64 Deze ganse gemeente te zamen was twee en veertig duizend driehonderd en zestig.
All the assembly together [is] four myriad two thousand three hundred sixty,
65 Behalve hun knechten en hun maagden, die waren zeven duizend driehonderd zeven en dertig; en zij hadden tweehonderd zangers en zangeressen.
apart from their servants and their handmaids; these [are] seven thousand three hundred thirty and seven: and of them [are] singers and songstresses two hundred.
66 Hun paarden waren zevenhonderd zes en dertig; hun muildieren, tweehonderd vijf en veertig;
Their horses [are] seven hundred thirty and six, their mules, two hundred forty and five,
67 Hun kemelen, vierhonderd vijf en dertig; de ezelen, zes duizend zevenhonderd en twintig.
their camels, four hundred thirty and five, asses, six thousand seven hundred and twenty.
68 En sommigen van de hoofden der vaderen, als zij kwamen ten huize des HEEREN, die te Jeruzalem woont, gaven vrijwilliglijk ten huize Gods, om dat te zetten op zijn vaste plaats.

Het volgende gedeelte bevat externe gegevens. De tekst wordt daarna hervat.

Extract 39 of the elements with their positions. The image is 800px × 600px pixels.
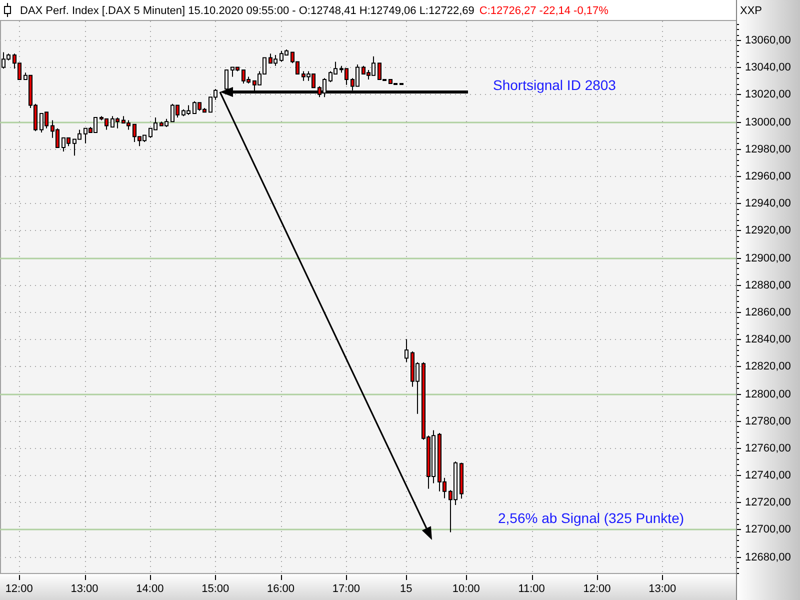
y-tick-label: 12900,00 bbox=[745, 252, 791, 264]
y-tick-label: 12820,00 bbox=[745, 360, 791, 372]
y-tick-label: 12800,00 bbox=[745, 388, 791, 400]
y-tick-label: 12680,00 bbox=[745, 552, 791, 564]
x-tick-label: 12:00 bbox=[5, 583, 33, 595]
y-tick-label: 13040,00 bbox=[745, 62, 791, 74]
y-tick-label: 12780,00 bbox=[745, 416, 791, 428]
candlestick bbox=[404, 338, 408, 363]
candlestick bbox=[460, 462, 464, 500]
y-tick-label: 13020,00 bbox=[745, 88, 791, 100]
x-tick-label: 17:00 bbox=[332, 583, 360, 595]
x-tick-label: 15:00 bbox=[202, 583, 230, 595]
y-tick-label: 13000,00 bbox=[745, 116, 791, 128]
y-tick-label: 12980,00 bbox=[745, 144, 791, 156]
y-tick-label: 12720,00 bbox=[745, 496, 791, 508]
x-tick-label: 14:00 bbox=[136, 583, 164, 595]
y-tick-label: 12920,00 bbox=[745, 224, 791, 236]
x-tick-label: 15 bbox=[400, 583, 412, 595]
x-tick-label: 13:00 bbox=[648, 583, 676, 595]
y-tick-label: 12960,00 bbox=[745, 170, 791, 182]
annotation: 2,56% ab Signal (325 Punkte) bbox=[498, 510, 684, 526]
candlestick bbox=[224, 69, 228, 92]
x-tick-label: 12:00 bbox=[583, 583, 611, 595]
annotation: Shortsignal ID 2803 bbox=[493, 77, 616, 93]
y-tick-label: 12860,00 bbox=[745, 306, 791, 318]
y-tick-label: 12940,00 bbox=[745, 198, 791, 210]
y-tick-label: 12740,00 bbox=[745, 470, 791, 482]
chart-title: DAX Perf. Index [.DAX 5 Minuten] 15.10.2020 09:55:00 - O:12748,41 H:12749,06 L:12722,69 bbox=[20, 5, 474, 17]
chart-subtitle: C:12726,27 -22,14 -0,17% bbox=[479, 5, 609, 17]
x-tick-label: 10:00 bbox=[452, 583, 480, 595]
y-tick-label: 12760,00 bbox=[745, 442, 791, 454]
y-tick-label: 12880,00 bbox=[745, 280, 791, 292]
y-tick-label: 12840,00 bbox=[745, 334, 791, 346]
x-tick-label: 13:00 bbox=[70, 583, 98, 595]
y-axis-title: XXP bbox=[740, 5, 762, 17]
y-tick-label: 13060,00 bbox=[745, 34, 791, 46]
x-tick-label: 16:00 bbox=[267, 583, 295, 595]
x-tick-label: 11:00 bbox=[518, 583, 545, 595]
y-tick-label: 12700,00 bbox=[745, 524, 791, 536]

And some of the heads of the fathers in their coming in to the house of Jehovah that [is] in Jerusalem, have offered willingly for the house of God, to establish it on its base;
69 Zij gaven naar hun vermogen tot den schat des werks, aan goud, een en zestig duizend drachmen, en aan zilver, vijf duizend ponden, en honderd priesterrokken.
according to their power they have given to the treasure of the work; of gold, drams six myriads and a thousand, and of silver, pounds five thousand, and of priests' coats, a hundred.
70 En de priesters en de Levieten, en sommigen uit het volk, zo de zangers als de poortiers, en de Nethinim woonden in hun steden, en gans Israel in zijn steden.
And the priests dwell, and the Levites, and of the people, and the singers, and the gatekeepers, and the Nethinim, in their cities; even all Israel in their cities.